Der Oberste Gerichtshof weist die Beschwerde gegen die Wahl von Elza Bajrami-Kastrati in die KPK als unzulässig zurück.

Die Vorherrschaft

Das Gremium des Obersten Gerichtshofs hat die Berufung der Staatsanwältin Merita Gaka-Kurtishi gegen die Entscheidung des Kosovo-Staatsanwaltsrats (KPK), Elza Bajrami-Kastrati zum Mitglied des KPK zu wählen, als unzulässig zurückgewiesen.

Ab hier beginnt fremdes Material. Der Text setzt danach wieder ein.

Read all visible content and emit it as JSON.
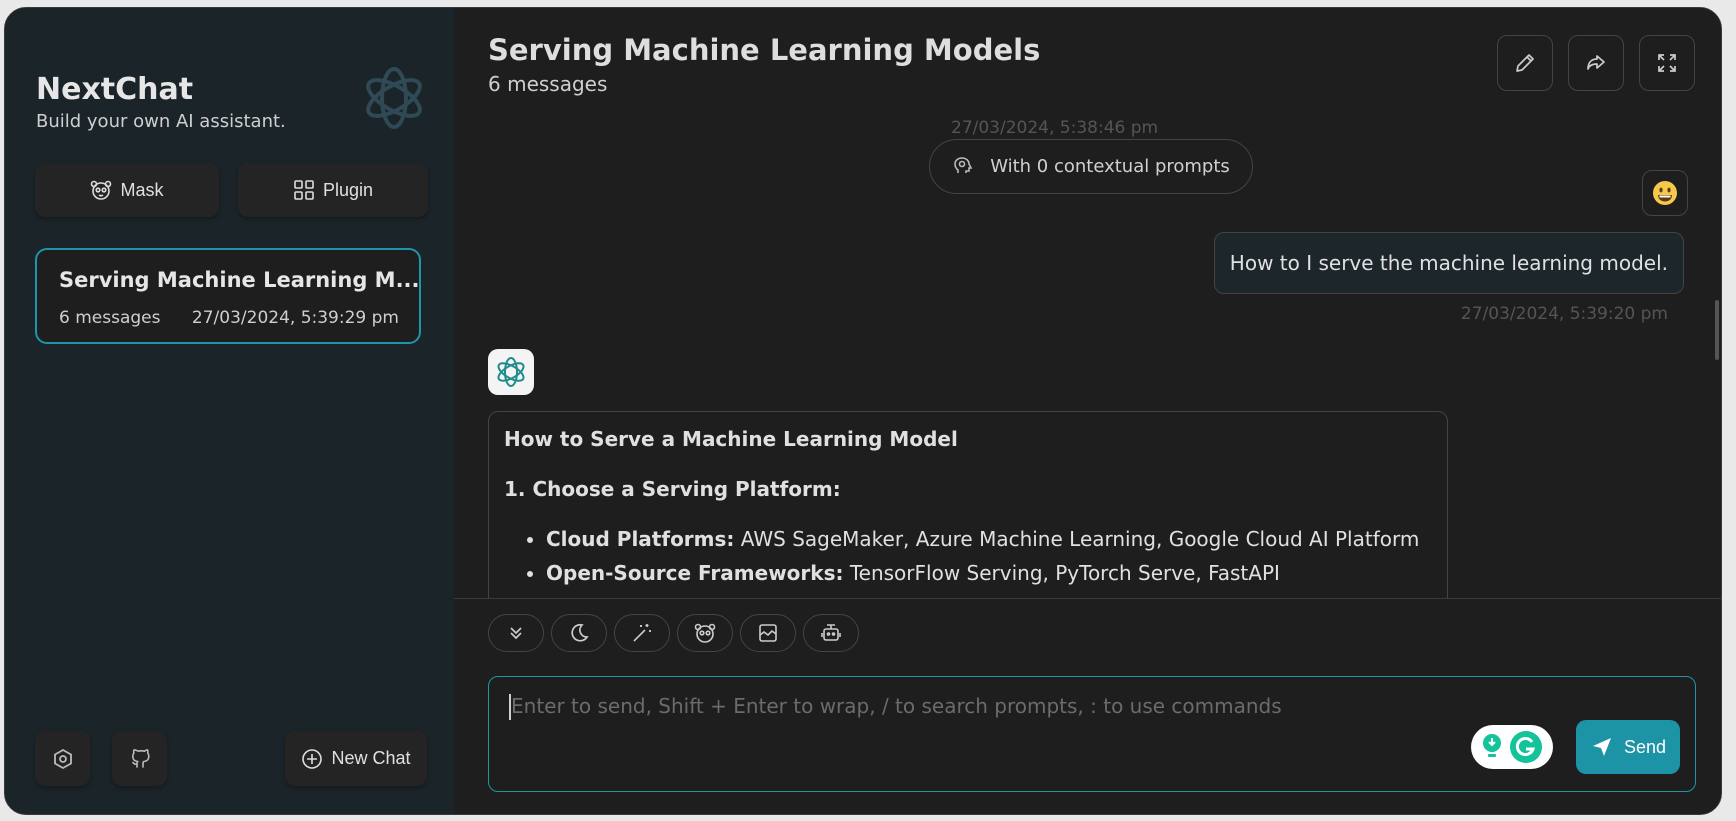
{
  "sidebar": {
    "title": "NextChat",
    "subtitle": "Build your own AI assistant.",
    "mask_label": "Mask",
    "plugin_label": "Plugin",
    "session": {
      "title": "Serving Machine Learning M...",
      "count": "6 messages",
      "time": "27/03/2024, 5:39:29 pm"
    },
    "new_chat_label": "New Chat"
  },
  "chat": {
    "title": "Serving Machine Learning Models",
    "subtitle": "6 messages",
    "context_time": "27/03/2024, 5:38:46 pm",
    "context_label": "With 0 contextual prompts",
    "user_avatar": "😃",
    "user_message": "How to I serve the machine learning model.",
    "user_time": "27/03/2024, 5:39:20 pm",
    "bot_message": {
      "heading": "How to Serve a Machine Learning Model",
      "step1": "1. Choose a Serving Platform:",
      "items": [
        {
          "label": "Cloud Platforms:",
          "text": " AWS SageMaker, Azure Machine Learning, Google Cloud AI Platform"
        },
        {
          "label": "Open-Source Frameworks:",
          "text": " TensorFlow Serving, PyTorch Serve, FastAPI"
        }
      ]
    }
  },
  "input": {
    "placeholder": "Enter to send, Shift + Enter to wrap, / to search prompts, : to use commands",
    "send_label": "Send"
  },
  "colors": {
    "accent": "#1d93a6",
    "sidebar_bg": "#1b2429",
    "main_bg": "#1e1e1e"
  },
  "icons": [
    "openai-logo-icon",
    "mask-icon",
    "plugin-icon",
    "settings-icon",
    "github-icon",
    "add-icon",
    "edit-icon",
    "share-icon",
    "fullscreen-icon",
    "brain-icon",
    "scroll-down-icon",
    "theme-icon",
    "prompt-icon",
    "masks-icon",
    "image-icon",
    "robot-icon",
    "send-icon",
    "grammarly-icon"
  ]
}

Staatsanwältin Gaka-Kurtishi hatte die Aufhebung des KPK-Beschlusses vom 13. November 2025 beantragt, da das Wahlverfahren ihrer Ansicht nach rechtswidrig gewesen sei. Sie beantragte außerdem die Aufhebung der KZ-KPK-Bekanntmachung vom 1. November 2025 sowie die Verpflichtung der KPK, ein neues Wahlverfahren anzukündigen und durchzuführen.

Nach Durchsicht der Unterlagen und Bewertung der Rechtsgrundlage der Berufung kam der Oberste Gerichtshof jedoch zu dem Schluss, dass die Berufung nicht zulässig ist.

In seiner Entscheidung betonte der Gerichtshof, dass es in dem Fall nicht um die Ernennung oder Entlassung eines Staatsanwalts oder die Entlassung eines Mitglieds des Staatsanwaltsrats geht – die einzigen Kategorien, für die Staatsanwälte das Recht haben, direkt beim Obersten Gerichtshof Berufung einzulegen.